Les Melons de Cavaillon et Alexandre Dumas père
M. Etienne Auvert raconte, dans la Dépêche du Midi, une bien curieuse histoire, très peu connue, et que nous nous en voudrions de ne pas faire connaître à nos lecteurs. La voici :
Si vous entrez dans la mairie de Cavaillon, si vous ouvrez le registre des délibérations du Conseil municipal, si vous y recherchez la date de la séance du 13 novembre 1864, vous y trouverez que, ce jour-là de la session, sous la présidence de M. Tourel, maire de Cavaillon, et en présence de MM. Seguin, Lapierre, Michel, Isoard, Bernardini, Lisbonne, Gros, Derrive, Bon, Robert, Sarnette, Jh. Véran, Méritan, eut lieu un débat concernant des melons et Alexandre Dumas père.
Ce dernier avait déclaré excellents ces incomparables melons dont le marché de Cavaillon a la spécialité. Il avait dit, en fantaisiste, qu'il s'estimerait bien heureux si l'on pouvait lui en expédier. Certainement, maître, dit un Cavaillonnais, vous n'aurez qu'à nous adresser, en échange, un volume, avec votre dédicace. Nous jugerons que le marché restera très avantageux pour nous.
C'est à cette proposition qu'Alexandre Dumas répondit par la spirituelle lettre que voici :
Monsieur, Aussitôt votre lettre reçue, je me suis empressé de m'entendre avec mon libraire, M. Michei Lévy, pour qu'il vous envoyât les deux ou trois cents volumes déjà parus de mes œuvres, et qu'au fur et à mesure qu'ils paraîtront, il vous fit passer les autres, trop heureux de répondre au grand honneur que vous me faites.
Mais ayez la bonté de dire à M. Tourel, votre aimable maire, que je mets à cet envoi une condition : Si la ville et les autorités de Cavaillon estiment mes livres, j'aime fort leurs melons, et je désire qu'en échange de mes trois ou quatre cents volumes, il me soit constitué, par arrêté municipal, une rente viagère de douze melons par an ; les frais d'envoi demeureront, bien entendu, à ma charge. Veuillez agréer, monsieur, et faire agréer à votre honorable maire, l'assurance de mes sentiments les plus distingués.
ALEXANDRE DUMAS.
A Saint-Gratien, près Enghien-les-Bains.
P.-S. J'apprends que M. Michel Lévy, en mettant la caisse de livres au chemin de fer, a oublié de l'affranchir. Veuillez me faire savoir le prix qui aura été payé, afin que je vous l'envoie. M. le maire de Cavaillon le remettra à la première pauvre mère de famille qu'il trouvera sur son chemin.
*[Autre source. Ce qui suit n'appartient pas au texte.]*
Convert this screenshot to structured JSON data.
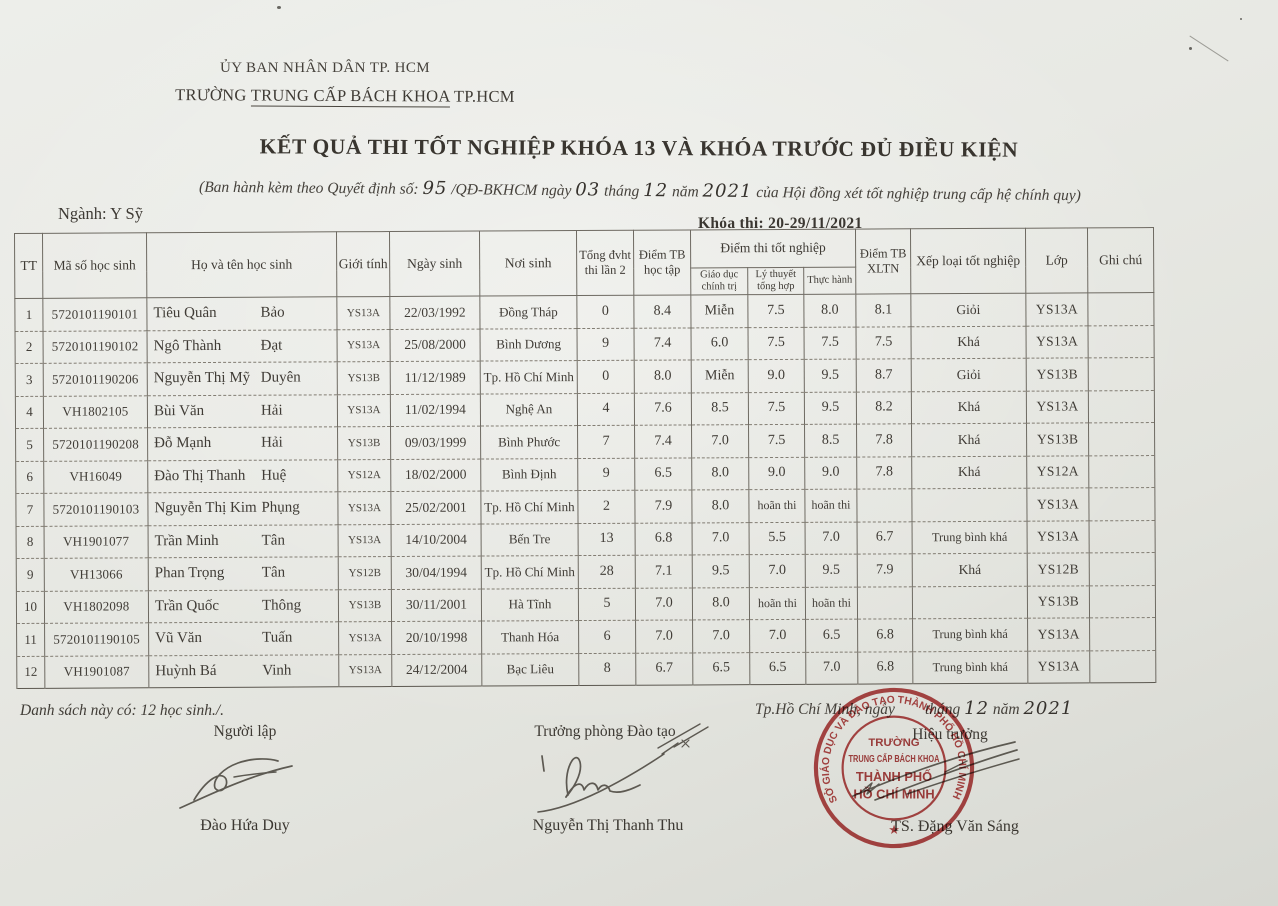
{
  "page": {
    "org_line1": "ỦY BAN NHÂN DÂN TP. HCM",
    "org_line2_prefix": "TRƯỜNG ",
    "org_line2_school": "TRUNG CẤP BÁCH KHOA",
    "org_line2_suffix": " TP.HCM",
    "title": "KẾT QUẢ THI TỐT NGHIỆP KHÓA 13 VÀ KHÓA TRƯỚC ĐỦ ĐIỀU KIỆN",
    "decision": {
      "pre": "(Ban hành kèm theo Quyết định số: ",
      "number": "95",
      "mid1": " /QĐ-BKHCM ngày ",
      "day": "03",
      "mid2": " tháng ",
      "month": "12",
      "mid3": " năm ",
      "year": "2021",
      "post": "  của Hội đồng xét tốt nghiệp trung cấp hệ chính quy)"
    },
    "major_label": "Ngành: Y Sỹ",
    "exam_session": "Khóa thi: 20-29/11/2021"
  },
  "table": {
    "headers": {
      "tt": "TT",
      "student_id": "Mã số học sinh",
      "full_name": "Họ và tên học sinh",
      "gender": "Giới tính",
      "dob": "Ngày sinh",
      "birthplace": "Nơi sinh",
      "total_credits": "Tổng đvht thi lần 2",
      "gpa": "Điểm TB học tập",
      "exam_group": "Điểm thi tốt nghiệp",
      "politics": "Giáo dục chính trị",
      "theory": "Lý thuyết tổng hợp",
      "practice": "Thực hành",
      "avg_xltn": "Điểm TB XLTN",
      "classification": "Xếp loại tốt nghiệp",
      "class": "Lớp",
      "notes": "Ghi chú"
    },
    "rows": [
      {
        "tt": "1",
        "student_id": "5720101190101",
        "last_names": "Tiêu Quân",
        "given_name": "Bảo",
        "gender": "YS13A",
        "dob": "22/03/1992",
        "birthplace": "Đồng Tháp",
        "total_credits": "0",
        "gpa": "8.4",
        "politics": "Miễn",
        "theory": "7.5",
        "practice": "8.0",
        "avg_xltn": "8.1",
        "classification": "Giỏi",
        "class_name": "YS13A",
        "notes": ""
      },
      {
        "tt": "2",
        "student_id": "5720101190102",
        "last_names": "Ngô Thành",
        "given_name": "Đạt",
        "gender": "YS13A",
        "dob": "25/08/2000",
        "birthplace": "Bình Dương",
        "total_credits": "9",
        "gpa": "7.4",
        "politics": "6.0",
        "theory": "7.5",
        "practice": "7.5",
        "avg_xltn": "7.5",
        "classification": "Khá",
        "class_name": "YS13A",
        "notes": ""
      },
      {
        "tt": "3",
        "student_id": "5720101190206",
        "last_names": "Nguyễn Thị Mỹ",
        "given_name": "Duyên",
        "gender": "YS13B",
        "dob": "11/12/1989",
        "birthplace": "Tp. Hồ Chí Minh",
        "total_credits": "0",
        "gpa": "8.0",
        "politics": "Miễn",
        "theory": "9.0",
        "practice": "9.5",
        "avg_xltn": "8.7",
        "classification": "Giỏi",
        "class_name": "YS13B",
        "notes": ""
      },
      {
        "tt": "4",
        "student_id": "VH1802105",
        "last_names": "Bùi Văn",
        "given_name": "Hải",
        "gender": "YS13A",
        "dob": "11/02/1994",
        "birthplace": "Nghệ An",
        "total_credits": "4",
        "gpa": "7.6",
        "politics": "8.5",
        "theory": "7.5",
        "practice": "9.5",
        "avg_xltn": "8.2",
        "classification": "Khá",
        "class_name": "YS13A",
        "notes": ""
      },
      {
        "tt": "5",
        "student_id": "5720101190208",
        "last_names": "Đỗ Mạnh",
        "given_name": "Hải",
        "gender": "YS13B",
        "dob": "09/03/1999",
        "birthplace": "Bình Phước",
        "total_credits": "7",
        "gpa": "7.4",
        "politics": "7.0",
        "theory": "7.5",
        "practice": "8.5",
        "avg_xltn": "7.8",
        "classification": "Khá",
        "class_name": "YS13B",
        "notes": ""
      },
      {
        "tt": "6",
        "student_id": "VH16049",
        "last_names": "Đào Thị Thanh",
        "given_name": "Huệ",
        "gender": "YS12A",
        "dob": "18/02/2000",
        "birthplace": "Bình Định",
        "total_credits": "9",
        "gpa": "6.5",
        "politics": "8.0",
        "theory": "9.0",
        "practice": "9.0",
        "avg_xltn": "7.8",
        "classification": "Khá",
        "class_name": "YS12A",
        "notes": ""
      },
      {
        "tt": "7",
        "student_id": "5720101190103",
        "last_names": "Nguyễn Thị Kim",
        "given_name": "Phụng",
        "gender": "YS13A",
        "dob": "25/02/2001",
        "birthplace": "Tp. Hồ Chí Minh",
        "total_credits": "2",
        "gpa": "7.9",
        "politics": "8.0",
        "theory": "hoãn thi",
        "practice": "hoãn thi",
        "avg_xltn": "",
        "classification": "",
        "class_name": "YS13A",
        "notes": ""
      },
      {
        "tt": "8",
        "student_id": "VH1901077",
        "last_names": "Trần Minh",
        "given_name": "Tân",
        "gender": "YS13A",
        "dob": "14/10/2004",
        "birthplace": "Bến Tre",
        "total_credits": "13",
        "gpa": "6.8",
        "politics": "7.0",
        "theory": "5.5",
        "practice": "7.0",
        "avg_xltn": "6.7",
        "classification": "Trung bình khá",
        "class_name": "YS13A",
        "notes": ""
      },
      {
        "tt": "9",
        "student_id": "VH13066",
        "last_names": "Phan Trọng",
        "given_name": "Tân",
        "gender": "YS12B",
        "dob": "30/04/1994",
        "birthplace": "Tp. Hồ Chí Minh",
        "total_credits": "28",
        "gpa": "7.1",
        "politics": "9.5",
        "theory": "7.0",
        "practice": "9.5",
        "avg_xltn": "7.9",
        "classification": "Khá",
        "class_name": "YS12B",
        "notes": ""
      },
      {
        "tt": "10",
        "student_id": "VH1802098",
        "last_names": "Trần Quốc",
        "given_name": "Thông",
        "gender": "YS13B",
        "dob": "30/11/2001",
        "birthplace": "Hà Tĩnh",
        "total_credits": "5",
        "gpa": "7.0",
        "politics": "8.0",
        "theory": "hoãn thi",
        "practice": "hoãn thi",
        "avg_xltn": "",
        "classification": "",
        "class_name": "YS13B",
        "notes": ""
      },
      {
        "tt": "11",
        "student_id": "5720101190105",
        "last_names": "Vũ Văn",
        "given_name": "Tuấn",
        "gender": "YS13A",
        "dob": "20/10/1998",
        "birthplace": "Thanh Hóa",
        "total_credits": "6",
        "gpa": "7.0",
        "politics": "7.0",
        "theory": "7.0",
        "practice": "6.5",
        "avg_xltn": "6.8",
        "classification": "Trung bình khá",
        "class_name": "YS13A",
        "notes": ""
      },
      {
        "tt": "12",
        "student_id": "VH1901087",
        "last_names": "Huỳnh Bá",
        "given_name": "Vinh",
        "gender": "YS13A",
        "dob": "24/12/2004",
        "birthplace": "Bạc Liêu",
        "total_credits": "8",
        "gpa": "6.7",
        "politics": "6.5",
        "theory": "6.5",
        "practice": "7.0",
        "avg_xltn": "6.8",
        "classification": "Trung bình khá",
        "class_name": "YS13A",
        "notes": ""
      }
    ]
  },
  "footer": {
    "count_line": "Danh sách này có: 12 học sinh./.",
    "preparer": {
      "title": "Người lập",
      "name": "Đào Hứa Duy"
    },
    "training_head": {
      "title": "Trưởng phòng Đào tạo",
      "name": "Nguyễn Thị Thanh Thu"
    },
    "principal": {
      "title": "Hiệu trưởng",
      "name": "TS. Đặng Văn Sáng"
    },
    "date_line": {
      "pre": "Tp.Hồ Chí Minh, ngày",
      "thang": "tháng",
      "month": "12",
      "nam": "năm",
      "year": "2021"
    },
    "stamp": {
      "ring_text": "SỞ GIÁO DỤC VÀ ĐÀO TẠO THÀNH PHỐ HỒ CHÍ MINH",
      "center_lines": [
        "TRƯỜNG",
        "TRUNG CẤP BÁCH KHOA",
        "THÀNH PHỐ",
        "HỒ CHÍ MINH"
      ],
      "star": "★",
      "color": "#b23a3a"
    }
  }
}
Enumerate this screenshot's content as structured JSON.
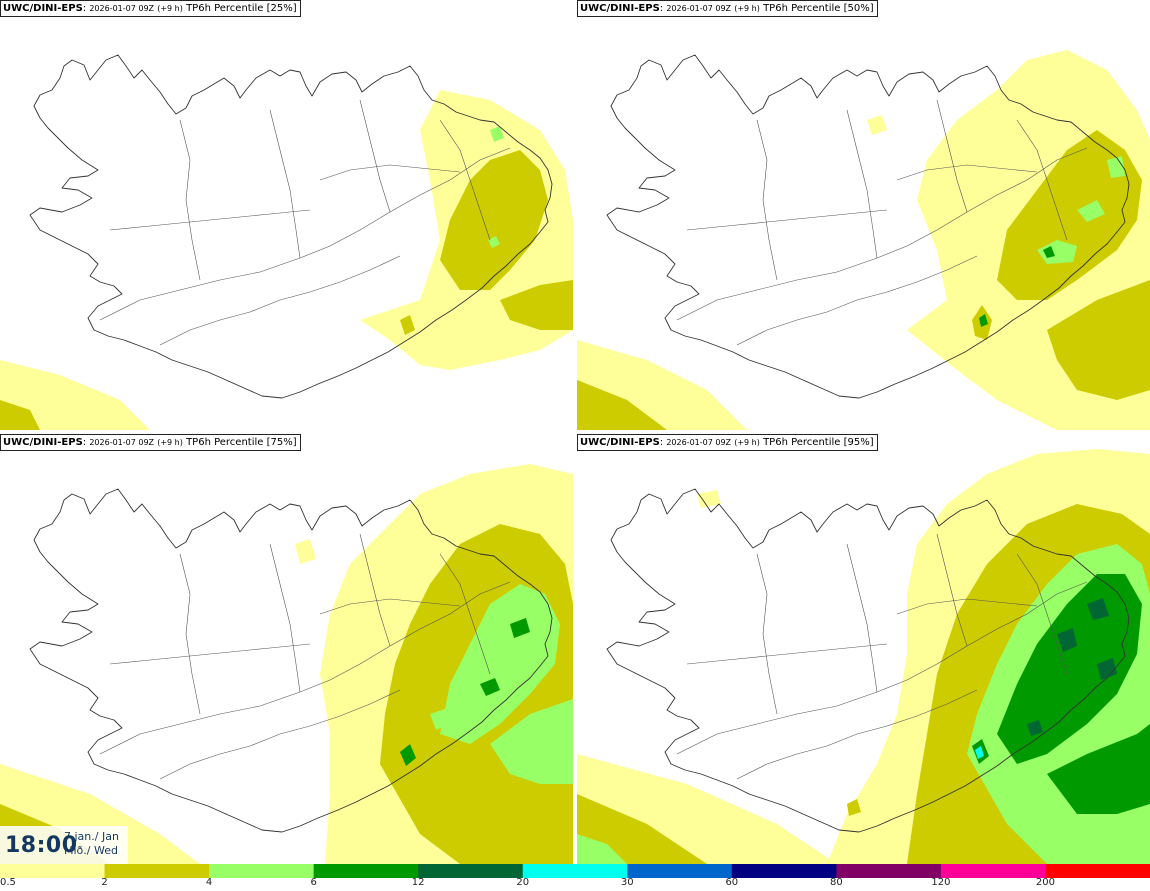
{
  "panels": [
    {
      "model": "UWC/DINI-EPS",
      "sep": ":",
      "run": "2026-01-07 09Z",
      "lead": "(+9 h)",
      "product": "TP6h Percentile [25%]",
      "level": 1
    },
    {
      "model": "UWC/DINI-EPS",
      "sep": ":",
      "run": "2026-01-07 09Z",
      "lead": "(+9 h)",
      "product": "TP6h Percentile [50%]",
      "level": 2
    },
    {
      "model": "UWC/DINI-EPS",
      "sep": ":",
      "run": "2026-01-07 09Z",
      "lead": "(+9 h)",
      "product": "TP6h Percentile [75%]",
      "level": 3
    },
    {
      "model": "UWC/DINI-EPS",
      "sep": ":",
      "run": "2026-01-07 09Z",
      "lead": "(+9 h)",
      "product": "TP6h Percentile [95%]",
      "level": 4
    }
  ],
  "valid_time": {
    "time": "18:00",
    "date_line1": "7.jan./ Jan",
    "date_line2": "Mið./ Wed"
  },
  "legend": {
    "thresholds": [
      "0.5",
      "2",
      "4",
      "6",
      "12",
      "20",
      "30",
      "60",
      "80",
      "120",
      "200"
    ],
    "colors": [
      "#ffff99",
      "#cccc00",
      "#99ff66",
      "#009900",
      "#006633",
      "#00ffee",
      "#0066cc",
      "#000080",
      "#800066",
      "#ff0099",
      "#ff0000"
    ]
  },
  "map_colors": {
    "coast": "#333333",
    "bg": "#ffffff"
  }
}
Après délibération, tout le Conseil municipal tomba d'accord, vota des remerciements pour Alexandre Dumas père et son éditeur, rédigea copie de la délibération et la fit approuver, le 4 décembre 1864, par le Préfet du Vaucluse. Cette histoire gastronomique et littéraire à la mode ancienne, et où il est question de melons savoureux, n'est-elle pas rafraîchissante, en ce jour, où chacun s'enfièvre pour les élections?